U.S. Energy Secretary Steven Chu announced the Department finalized a $737 million loan guarantee to Tonopah Solar Energy, LLC to develop the Crescent Dunes Solar Energy Project. The solar project, sponsored by SolarReserve, LLC, is a 110 megawatt concentrating solar power tower generating facility with molten salt as the primary heat transfer and storage medium. It will be the first of its kind in the United States and the tallest molten salt tower in the world. Located 14 miles northwest of Tonopah, Nevada on land leased from the Bureau of Land Management, the company anticipates the facility will fund 600 construction jobs and 45 permanent jobs. The Crescent Dunes Solar Energy facility is expected to avoid nearly 290,000 metric tons of carbon dioxide annually and produce enough electricity to power over 43,000 homes.

“If we want to be a player in the global clean energy race, we must continue to invest in innovative technologies that enable commercial-scale deployment of clean, renewable power like solar,” said Secretary Chu. “Solar generation facilities, like the Crescent Dunes Solar Energy Project, help supply energy to local utilities and create hundreds of good, American clean energy jobs.”

The project includes 17,500 heliostats (mirror assemblies) that collect and focus the sun’s thermal energy to heat molten salt flowing through an approximately 640-foot tall solar power tower. The high temperature molten salt circulates from the tower to a storage tank, where it is then used to produce steam and generate electricity. Excess thermal energy is stored in the molten salt and can be called upon at any time to create additional steady, clean, renewable power for up to ten hours, even in the evening hours and when direct sunlight isn’t available. This increases grid stability and reduces the need for carbon pollution emitting generators, which currently supplement intermittent renewable generation technologies during periods of no or low solar resource. The molten salt technology was demonstrated at the Solar Two facility in conjunction with the U.S. Department of Energy’s National Renewable Energy Laboratory. Power from the project will be sold to Nevada Power Company, a utility subsidiary of NV Energy, Inc.

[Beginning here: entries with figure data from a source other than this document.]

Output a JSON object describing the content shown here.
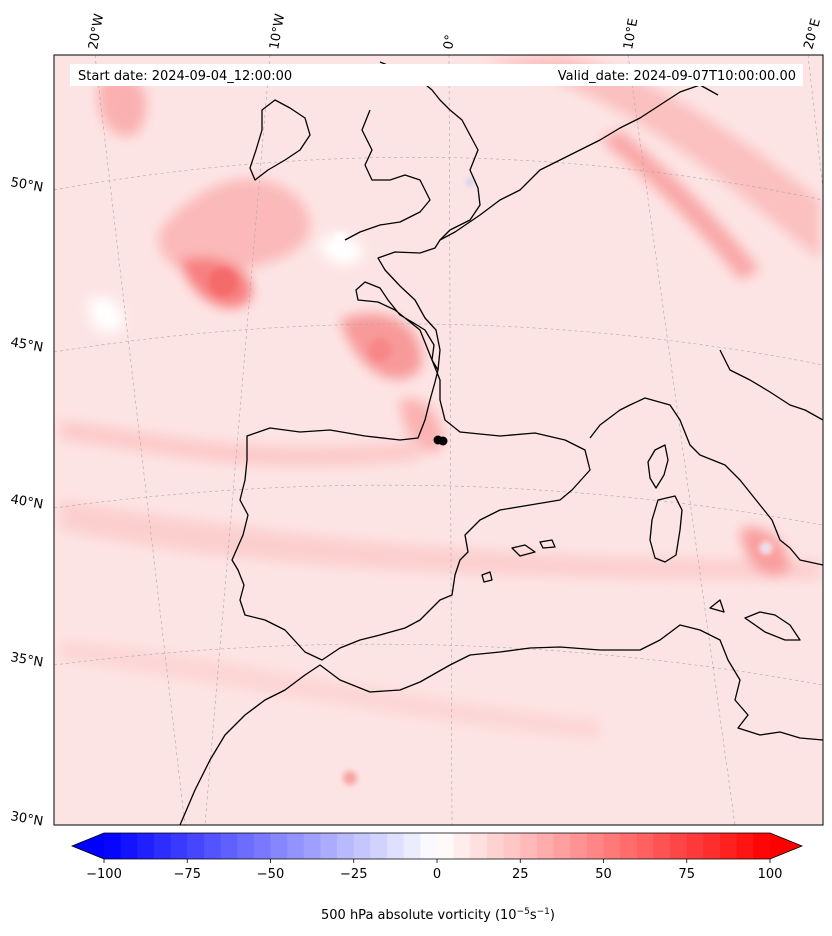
{
  "header": {
    "start_date": "Start date: 2024-09-04_12:00:00",
    "valid_date": "Valid_date: 2024-09-07T10:00:00.00"
  },
  "map": {
    "lon_labels": [
      "20°W",
      "10°W",
      "0°",
      "10°E",
      "20°E"
    ],
    "lat_labels": [
      "50°N",
      "45°N",
      "40°N",
      "35°N",
      "30°N"
    ],
    "marker": "track-point"
  },
  "colorbar": {
    "tick_labels": [
      "−100",
      "−75",
      "−50",
      "−25",
      "0",
      "25",
      "50",
      "75",
      "100"
    ],
    "label_main": "500 hPa absolute vorticity (10",
    "label_exp1": "−5",
    "label_mid": "s",
    "label_exp2": "−1",
    "label_end": ")"
  },
  "chart_data": {
    "type": "heatmap",
    "variable": "500 hPa absolute vorticity",
    "units": "10^-5 s^-1",
    "vmin": -100,
    "vmax": 100,
    "ticks": [
      -100,
      -75,
      -50,
      -25,
      0,
      25,
      50,
      75,
      100
    ],
    "colormap": "bwr",
    "extend": "both"
  },
  "colors": {
    "neg": "#0000ff",
    "pos": "#ff0000",
    "background_tint": "#fde2e2"
  }
}
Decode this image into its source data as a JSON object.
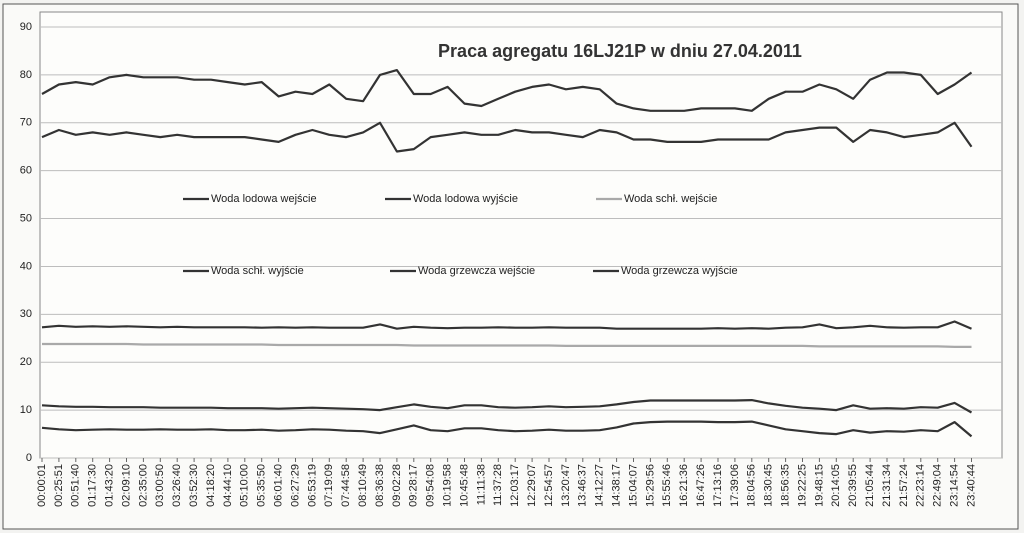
{
  "chart_data": {
    "type": "line",
    "title": "Praca agregatu 16LJ21P w dniu 27.04.2011",
    "categories": [
      "00:00:01",
      "00:25:51",
      "00:51:40",
      "01:17:30",
      "01:43:20",
      "02:09:10",
      "02:35:00",
      "03:00:50",
      "03:26:40",
      "03:52:30",
      "04:18:20",
      "04:44:10",
      "05:10:00",
      "05:35:50",
      "06:01:40",
      "06:27:29",
      "06:53:19",
      "07:19:09",
      "07:44:58",
      "08:10:49",
      "08:36:38",
      "09:02:28",
      "09:28:17",
      "09:54:08",
      "10:19:58",
      "10:45:48",
      "11:11:38",
      "11:37:28",
      "12:03:17",
      "12:29:07",
      "12:54:57",
      "13:20:47",
      "13:46:37",
      "14:12:27",
      "14:38:17",
      "15:04:07",
      "15:29:56",
      "15:55:46",
      "16:21:36",
      "16:47:26",
      "17:13:16",
      "17:39:06",
      "18:04:56",
      "18:30:45",
      "18:56:35",
      "19:22:25",
      "19:48:15",
      "20:14:05",
      "20:39:55",
      "21:05:44",
      "21:31:34",
      "21:57:24",
      "22:23:14",
      "22:49:04",
      "23:14:54",
      "23:40:44"
    ],
    "series": [
      {
        "name": "Woda lodowa wejście",
        "color": "#333333",
        "values": [
          11,
          10.8,
          10.7,
          10.7,
          10.6,
          10.6,
          10.6,
          10.5,
          10.5,
          10.5,
          10.5,
          10.4,
          10.4,
          10.4,
          10.3,
          10.4,
          10.5,
          10.4,
          10.3,
          10.2,
          10,
          10.6,
          11.2,
          10.7,
          10.4,
          11,
          11,
          10.6,
          10.5,
          10.6,
          10.8,
          10.6,
          10.7,
          10.8,
          11.2,
          11.7,
          12,
          12,
          12,
          12,
          12,
          12,
          12.1,
          11.4,
          10.9,
          10.5,
          10.3,
          10,
          11,
          10.3,
          10.4,
          10.3,
          10.6,
          10.5,
          11.5,
          9.5
        ]
      },
      {
        "name": "Woda lodowa wyjście",
        "color": "#333333",
        "values": [
          6.3,
          6,
          5.8,
          5.9,
          6,
          5.9,
          5.9,
          6,
          5.9,
          5.9,
          6,
          5.8,
          5.8,
          5.9,
          5.7,
          5.8,
          6,
          5.9,
          5.7,
          5.6,
          5.2,
          6,
          6.8,
          5.8,
          5.6,
          6.2,
          6.2,
          5.8,
          5.6,
          5.7,
          5.9,
          5.7,
          5.7,
          5.8,
          6.4,
          7.2,
          7.5,
          7.6,
          7.6,
          7.6,
          7.5,
          7.5,
          7.6,
          6.8,
          6,
          5.6,
          5.2,
          5,
          5.8,
          5.3,
          5.6,
          5.5,
          5.8,
          5.6,
          7.5,
          4.5
        ]
      },
      {
        "name": "Woda schł. wejście",
        "color": "#a9a9a9",
        "values": [
          23.8,
          23.8,
          23.8,
          23.8,
          23.8,
          23.8,
          23.7,
          23.7,
          23.7,
          23.7,
          23.7,
          23.7,
          23.7,
          23.7,
          23.6,
          23.6,
          23.6,
          23.6,
          23.6,
          23.6,
          23.6,
          23.6,
          23.5,
          23.5,
          23.5,
          23.5,
          23.5,
          23.5,
          23.5,
          23.5,
          23.5,
          23.4,
          23.4,
          23.4,
          23.4,
          23.4,
          23.4,
          23.4,
          23.4,
          23.4,
          23.4,
          23.4,
          23.4,
          23.4,
          23.4,
          23.4,
          23.3,
          23.3,
          23.3,
          23.3,
          23.3,
          23.3,
          23.3,
          23.3,
          23.2,
          23.2
        ]
      },
      {
        "name": "Woda schł. wyjście",
        "color": "#333333",
        "values": [
          27.3,
          27.6,
          27.4,
          27.5,
          27.4,
          27.5,
          27.4,
          27.3,
          27.4,
          27.3,
          27.3,
          27.3,
          27.3,
          27.2,
          27.3,
          27.2,
          27.3,
          27.2,
          27.2,
          27.2,
          27.9,
          27,
          27.4,
          27.2,
          27.1,
          27.2,
          27.2,
          27.3,
          27.2,
          27.2,
          27.3,
          27.2,
          27.2,
          27.2,
          27,
          27,
          27,
          27,
          27,
          27,
          27.1,
          27,
          27.1,
          27,
          27.2,
          27.3,
          27.9,
          27.1,
          27.3,
          27.6,
          27.3,
          27.2,
          27.3,
          27.3,
          28.5,
          27
        ]
      },
      {
        "name": "Woda grzewcza wejście",
        "color": "#333333",
        "values": [
          76,
          78,
          78.5,
          78,
          79.5,
          80,
          79.5,
          79.5,
          79.5,
          79,
          79,
          78.5,
          78,
          78.5,
          75.5,
          76.5,
          76,
          78,
          75,
          74.5,
          80,
          81,
          76,
          76,
          77.5,
          74,
          73.5,
          75,
          76.5,
          77.5,
          78,
          77,
          77.5,
          77,
          74,
          73,
          72.5,
          72.5,
          72.5,
          73,
          73,
          73,
          72.5,
          75,
          76.5,
          76.5,
          78,
          77,
          75,
          79,
          80.5,
          80.5,
          80,
          76,
          78,
          80.5
        ]
      },
      {
        "name": "Woda grzewcza wyjście",
        "color": "#333333",
        "values": [
          67,
          68.5,
          67.5,
          68,
          67.5,
          68,
          67.5,
          67,
          67.5,
          67,
          67,
          67,
          67,
          66.5,
          66,
          67.5,
          68.5,
          67.5,
          67,
          68,
          70,
          64,
          64.5,
          67,
          67.5,
          68,
          67.5,
          67.5,
          68.5,
          68,
          68,
          67.5,
          67,
          68.5,
          68,
          66.5,
          66.5,
          66,
          66,
          66,
          66.5,
          66.5,
          66.5,
          66.5,
          68,
          68.5,
          69,
          69,
          66,
          68.5,
          68,
          67,
          67.5,
          68,
          70,
          65
        ]
      }
    ],
    "ylim": [
      0,
      90
    ],
    "yticks": [
      0,
      10,
      20,
      30,
      40,
      50,
      60,
      70,
      80,
      90
    ],
    "grid": true
  }
}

The Department of Energy’s Loan Programs Office (LPO) administers three separate programs: the Title XVII Section 1703 and Section 1705 loan guarantee programs, and the Advanced Technology Vehicle Manufacturing (ATVM) loan program. The Title XVII loan guarantee programs support the deployment of commercial technologies along with innovative technologies that avoid, reduce, or sequester greenhouse gas emissions, while the ATVM loan program supports the development of advanced vehicle technologies. To date, the Department has issued loans, loan guarantees or offered conditional commitments for loan guarantees totaling nearly $40 billion to support more than 40 clean energy projects across the United States, including several of the world’s largest solar generation facilities, three geothermal projects, the world’s largest wind farm, and the nation’s first new nuclear power plant in three decades.